What are the issues?


Women’s financial access and inclusion as a tool to alleviate poverty has long been a hot topic, and at the heart of micro-lending, micro-credit, and group savings. GUIU is no stranger to the concept. In Uganda as in many other places, below a certain income range, it becomes increasingly difficult for women to open accounts at traditional banks and receive loans and other services. Lack of formal documentation is also another barrier. Literature and organizations such as Muhammed Yunus’s ‘Banker to the Poor’ and Kiva respectively, are often pointed to for best practices and expertise. GUIU realizes that without economic autonomy, women are unable to meet the basic needs of their children and themselves. In January 2014, we established the Young Women’s Economic Empowerment Program (YWEEP) for young women and mothers ages 16 – 35. The objective is to promote increased income generation through providing access to financial services, literacy, and management.

The Failures:

  • Small start-up capital: GUIU gave nine young women small start-up grants of $40 USD to enable them to start or build on existing business enterprises. However, we found that sudden expenses such as the compromised health of a child or school fees would take priority, and only a few of the women’s businesses were enhanced by the grant.
  • Revolving savings group: The young women also requested that we facilitate a more creative and locally-based financing model – the revolving savings group – where GUIU acted as a bank for the women. The initiative was spurred on by a group of young women seeking a safe space to manage their finances, generate investment capital for their businesses, as well as cover basic necessities within their households. GUIU established the revolving savings group wherein each woman contributed a small amount of money to the group savings, and another woman would receive the cumulative contribution each week. The group started off well, but with time many of the women were finding it difficult to make the payment each week.

Our solutions:

  • girlupuganda_financefailures_2Sewing our Futures Project/ Mazuri Designs: Rather than continuing to provide start-up capital to women, we followed an idea from one of the ladies to offer vocational trainings in tailoring and sewing to generate income. The Sewing our Futures Project started as a 6-month training program in March 2015 and opportunity for three young women to acquire vocational seamstress skills. At the same time, we identified the need to create a sustainable business that could hire the recently trained women and support Girl Up Uganda’s educational and leadership programs. Therefore, the project evolved into a fashion design social enterprise, with an independent website and public face – Mazuri Designs.
  • girlupuganda_financefailures_3Savings group: Since the revolving nature of the savings group did not suite the financial capacities of the members, GUIU restructured the group whereby each woman can save independently of each other and do not feel pressure to pay each week. Their savings are recorded in their savings booklets. This strategy has proven to be powerful — fostering accountability, transparency, trust, and a means to encourage saving.

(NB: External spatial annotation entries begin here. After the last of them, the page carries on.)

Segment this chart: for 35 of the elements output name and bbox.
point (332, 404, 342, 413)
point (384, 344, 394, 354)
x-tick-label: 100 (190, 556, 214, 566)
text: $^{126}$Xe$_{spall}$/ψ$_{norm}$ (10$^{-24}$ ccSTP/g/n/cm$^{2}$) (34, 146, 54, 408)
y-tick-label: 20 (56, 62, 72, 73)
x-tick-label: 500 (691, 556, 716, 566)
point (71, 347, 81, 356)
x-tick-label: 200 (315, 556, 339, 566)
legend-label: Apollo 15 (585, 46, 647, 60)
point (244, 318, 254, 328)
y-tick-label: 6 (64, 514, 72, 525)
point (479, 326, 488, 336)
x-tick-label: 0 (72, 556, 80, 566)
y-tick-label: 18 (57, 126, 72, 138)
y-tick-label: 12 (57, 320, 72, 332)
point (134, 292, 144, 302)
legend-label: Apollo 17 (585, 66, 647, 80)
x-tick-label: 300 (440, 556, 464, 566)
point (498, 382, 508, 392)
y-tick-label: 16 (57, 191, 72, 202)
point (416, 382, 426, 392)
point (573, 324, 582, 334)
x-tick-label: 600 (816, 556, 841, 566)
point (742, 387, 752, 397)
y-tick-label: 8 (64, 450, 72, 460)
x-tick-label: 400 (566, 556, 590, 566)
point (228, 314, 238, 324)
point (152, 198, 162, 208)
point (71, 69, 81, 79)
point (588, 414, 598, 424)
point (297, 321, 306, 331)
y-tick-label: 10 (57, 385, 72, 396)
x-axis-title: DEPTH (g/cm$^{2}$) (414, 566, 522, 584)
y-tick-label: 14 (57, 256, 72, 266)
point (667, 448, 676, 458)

In November 2015, Girl Up Uganda opened a savings bank account for the funds collected by the members since many of the women lack the proper identification to do so on their own. At the end of the year, one woman saved 1,470,000 UGX ($440 USD), showing the potential of having access to financial savings services.

As we celebrate International Women’s Day, let us not forget that as we step it up for gender equality with our various programmatic work, there are challenges and failures that we must accept along the way, and we can share with one another to create a strong women’s movement that is honest and transparent. As GUIU utilizes a people-centered approach – focused on local ownership and participation for sustainability – we are constantly listening to the needs and responses of the women, which shows us that not all programs work effectively. As a growing organization, we will continue to learn and expand with our beneficiaries leading the change, so  they can access economic opportunities just like the men can!